The $n$th term of a sequence is given.
\[
a_{n}=7(3)^{n-1}
\]
(a) Find the first five terms of the sequence.
\[
\begin{array}{l}
a_{1}= \\
a_{2}= \\
a_{3}= \\
a_{4}= \\
a_{5}=
\end{array}
\]
(b) What is the common ratio $r$ ?
\[
r=
\]
Answer
Final Answer: \[\begin{array}{l} a_{1}= \boxed{7} \\ a_{2}= \boxed{21} \\ a_{3}= \boxed{63} \\ a_{4}= \boxed{189} \\ a_{5}= \boxed{567} \\ r= \boxed{3} \end{array}\]
Step 1 :Given the $n$th term of a sequence is $a_{n}=7(3)^{n-1}$.
Step 2 :Substitute $n=1,2,3,4,5$ into the formula $a_{n}=7(3)^{n-1}$ to find the first five terms of the sequence.
Step 3 :The first five terms of the sequence are $a_{1}=7$, $a_{2}=21$, $a_{3}=63$, $a_{4}=189$, and $a_{5}=567$.
Step 4 :The common ratio $r$ of a geometric sequence is the ratio between any term and its preceding term.

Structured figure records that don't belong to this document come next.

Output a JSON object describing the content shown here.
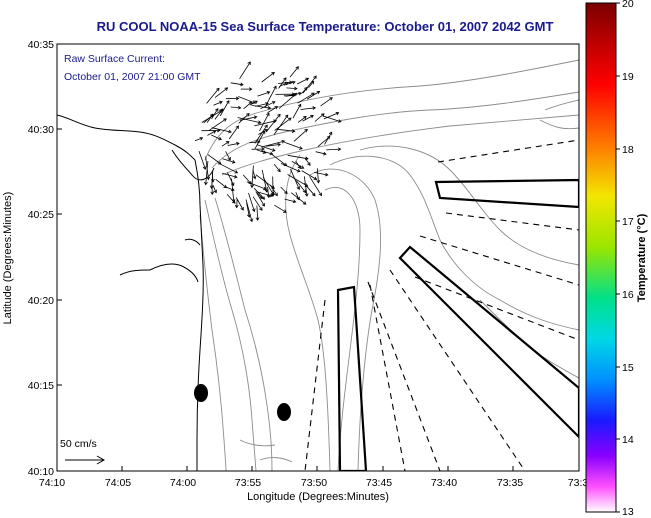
{
  "title": "RU COOL  NOAA-15  Sea Surface Temperature:  October 01, 2007 2042 GMT",
  "current_note": {
    "line1": "Raw Surface Current:",
    "line2": "October 01, 2007 21:00 GMT"
  },
  "scale_label": "50 cm/s",
  "xlabel": "Longitude (Degrees:Minutes)",
  "ylabel": "Latitude (Degrees:Minutes)",
  "x_ticks": [
    "74:10",
    "74:05",
    "74:00",
    "73:55",
    "73:50",
    "73:45",
    "73:40",
    "73:35",
    "73:3"
  ],
  "y_ticks": [
    "40:35",
    "40:30",
    "40:25",
    "40:20",
    "40:15",
    "40:10"
  ],
  "colorbar": {
    "label": "Temperature (°C)",
    "ticks": [
      "20",
      "19",
      "18",
      "17",
      "16",
      "15",
      "14",
      "13"
    ],
    "colors": [
      "#7a0000",
      "#ff0000",
      "#ff8a00",
      "#f2e600",
      "#8fe600",
      "#00e0a0",
      "#00c8ff",
      "#0050ff",
      "#1a1aff",
      "#a000ff",
      "#ff80ff",
      "#ffffff"
    ]
  }
}
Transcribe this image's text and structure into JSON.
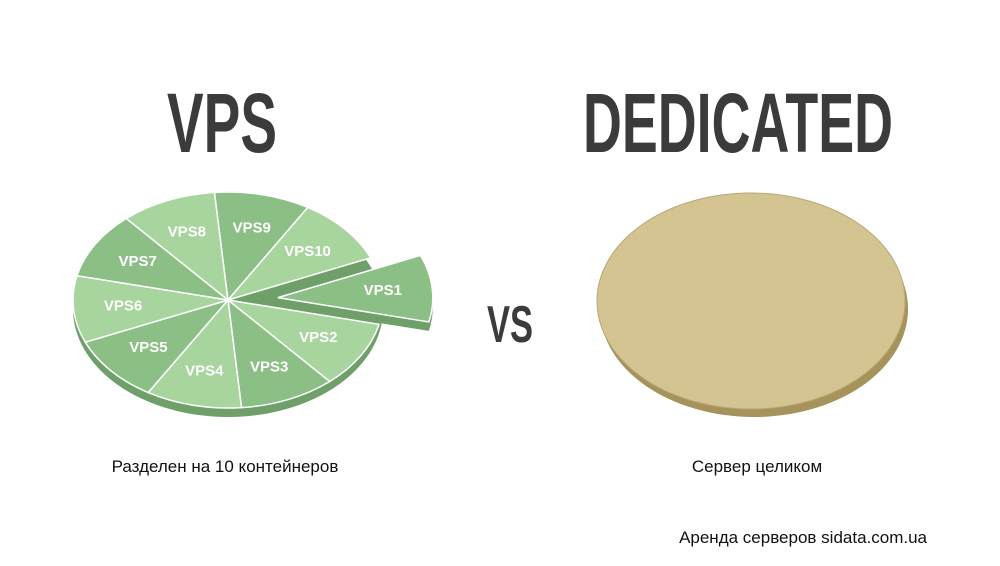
{
  "left": {
    "title": "VPS",
    "slices": [
      "VPS1",
      "VPS2",
      "VPS3",
      "VPS4",
      "VPS5",
      "VPS6",
      "VPS7",
      "VPS8",
      "VPS9",
      "VPS10"
    ],
    "caption": "Разделен на 10 контейнеров"
  },
  "middle": {
    "label": "VS"
  },
  "right": {
    "title": "DEDICATED",
    "caption": "Сервер целиком"
  },
  "footer": "Аренда серверов sidata.com.ua"
}
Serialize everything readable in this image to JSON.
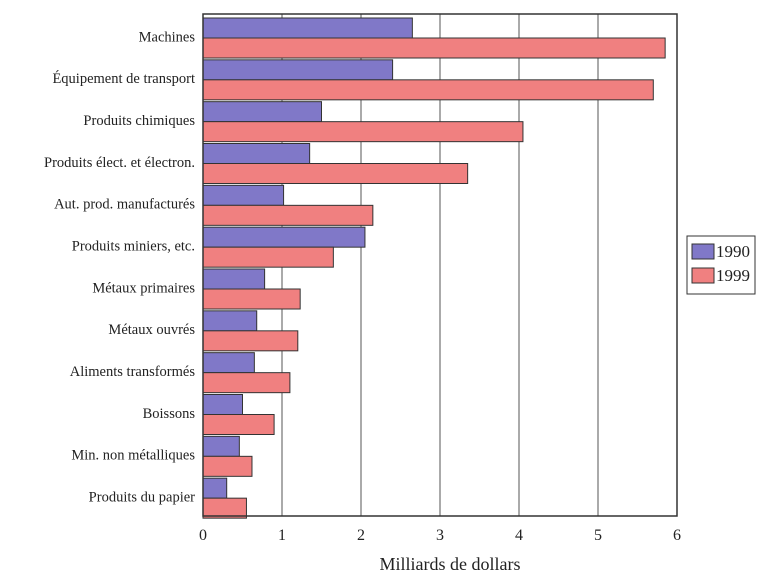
{
  "chart_data": {
    "type": "bar",
    "orientation": "horizontal",
    "title": "",
    "xlabel": "Milliards de dollars",
    "ylabel": "",
    "xlim": [
      0,
      6
    ],
    "xticks": [
      "0",
      "1",
      "2",
      "3",
      "4",
      "5",
      "6"
    ],
    "grid": true,
    "legend_position": "right",
    "categories": [
      "Machines",
      "Équipement de transport",
      "Produits chimiques",
      "Produits élect. et électron.",
      "Aut. prod. manufacturés",
      "Produits miniers, etc.",
      "Métaux primaires",
      "Métaux ouvrés",
      "Aliments transformés",
      "Boissons",
      "Min. non métalliques",
      "Produits du papier"
    ],
    "series": [
      {
        "name": "1990",
        "color": "#8078c8",
        "values": [
          2.65,
          2.4,
          1.5,
          1.35,
          1.02,
          2.05,
          0.78,
          0.68,
          0.65,
          0.5,
          0.46,
          0.3
        ]
      },
      {
        "name": "1999",
        "color": "#f08080",
        "values": [
          5.85,
          5.7,
          4.05,
          3.35,
          2.15,
          1.65,
          1.23,
          1.2,
          1.1,
          0.9,
          0.62,
          0.55
        ]
      }
    ]
  }
}
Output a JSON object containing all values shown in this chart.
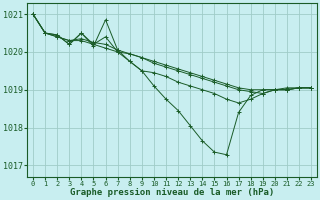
{
  "background_color": "#c8eef0",
  "plot_background": "#c8eef0",
  "grid_color": "#a0ccc8",
  "line_color": "#1a5c28",
  "xlim": [
    -0.5,
    23.5
  ],
  "ylim": [
    1016.7,
    1021.3
  ],
  "yticks": [
    1017,
    1018,
    1019,
    1020,
    1021
  ],
  "xticks": [
    0,
    1,
    2,
    3,
    4,
    5,
    6,
    7,
    8,
    9,
    10,
    11,
    12,
    13,
    14,
    15,
    16,
    17,
    18,
    19,
    20,
    21,
    22,
    23
  ],
  "xlabel": "Graphe pression niveau de la mer (hPa)",
  "xlabel_fontsize": 6.5,
  "ytick_fontsize": 6.0,
  "xtick_fontsize": 5.0,
  "series": [
    {
      "x": [
        0,
        1,
        2,
        3,
        4,
        5,
        6,
        7,
        8,
        9,
        10,
        11,
        12,
        13,
        14,
        15,
        16,
        17,
        18,
        19,
        20,
        21,
        22,
        23
      ],
      "y": [
        1021.0,
        1020.5,
        1020.45,
        1020.2,
        1020.5,
        1020.15,
        1020.85,
        1020.05,
        1019.75,
        1019.5,
        1019.1,
        1018.75,
        1018.45,
        1018.05,
        1017.65,
        1017.35,
        1017.28,
        1018.4,
        1018.85,
        1019.0,
        1019.0,
        1019.0,
        1019.05,
        1019.05
      ]
    },
    {
      "x": [
        0,
        1,
        2,
        3,
        4,
        5,
        6,
        7,
        8,
        9,
        10,
        11,
        12,
        13,
        14,
        15,
        16,
        17,
        18,
        19,
        20,
        21,
        22,
        23
      ],
      "y": [
        1021.0,
        1020.5,
        1020.45,
        1020.2,
        1020.5,
        1020.2,
        1020.4,
        1020.0,
        1019.75,
        1019.5,
        1019.45,
        1019.35,
        1019.2,
        1019.1,
        1019.0,
        1018.9,
        1018.75,
        1018.65,
        1018.75,
        1018.9,
        1019.0,
        1019.0,
        1019.05,
        1019.05
      ]
    },
    {
      "x": [
        0,
        1,
        2,
        3,
        4,
        5,
        6,
        7,
        8,
        9,
        10,
        11,
        12,
        13,
        14,
        15,
        16,
        17,
        18,
        19,
        20,
        21,
        22,
        23
      ],
      "y": [
        1021.0,
        1020.5,
        1020.4,
        1020.3,
        1020.35,
        1020.25,
        1020.2,
        1020.05,
        1019.95,
        1019.85,
        1019.7,
        1019.6,
        1019.5,
        1019.4,
        1019.3,
        1019.2,
        1019.1,
        1019.0,
        1018.95,
        1018.9,
        1019.0,
        1019.0,
        1019.05,
        1019.05
      ]
    },
    {
      "x": [
        0,
        1,
        2,
        3,
        4,
        5,
        6,
        7,
        8,
        9,
        10,
        11,
        12,
        13,
        14,
        15,
        16,
        17,
        18,
        19,
        20,
        21,
        22,
        23
      ],
      "y": [
        1021.0,
        1020.5,
        1020.4,
        1020.3,
        1020.3,
        1020.2,
        1020.1,
        1020.0,
        1019.95,
        1019.85,
        1019.75,
        1019.65,
        1019.55,
        1019.45,
        1019.35,
        1019.25,
        1019.15,
        1019.05,
        1019.0,
        1019.0,
        1019.0,
        1019.05,
        1019.05,
        1019.05
      ]
    }
  ]
}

In this case, it is $3$ because each term is multiplied by $3$ to get the next term.
Step 5 :So, the common ratio $r$ is $3$.
Step 6 :Final Answer: \[\begin{array}{l} a_{1}= \boxed{7} \\ a_{2}= \boxed{21} \\ a_{3}= \boxed{63} \\ a_{4}= \boxed{189} \\ a_{5}= \boxed{567} \\ r= \boxed{3} \end{array}\]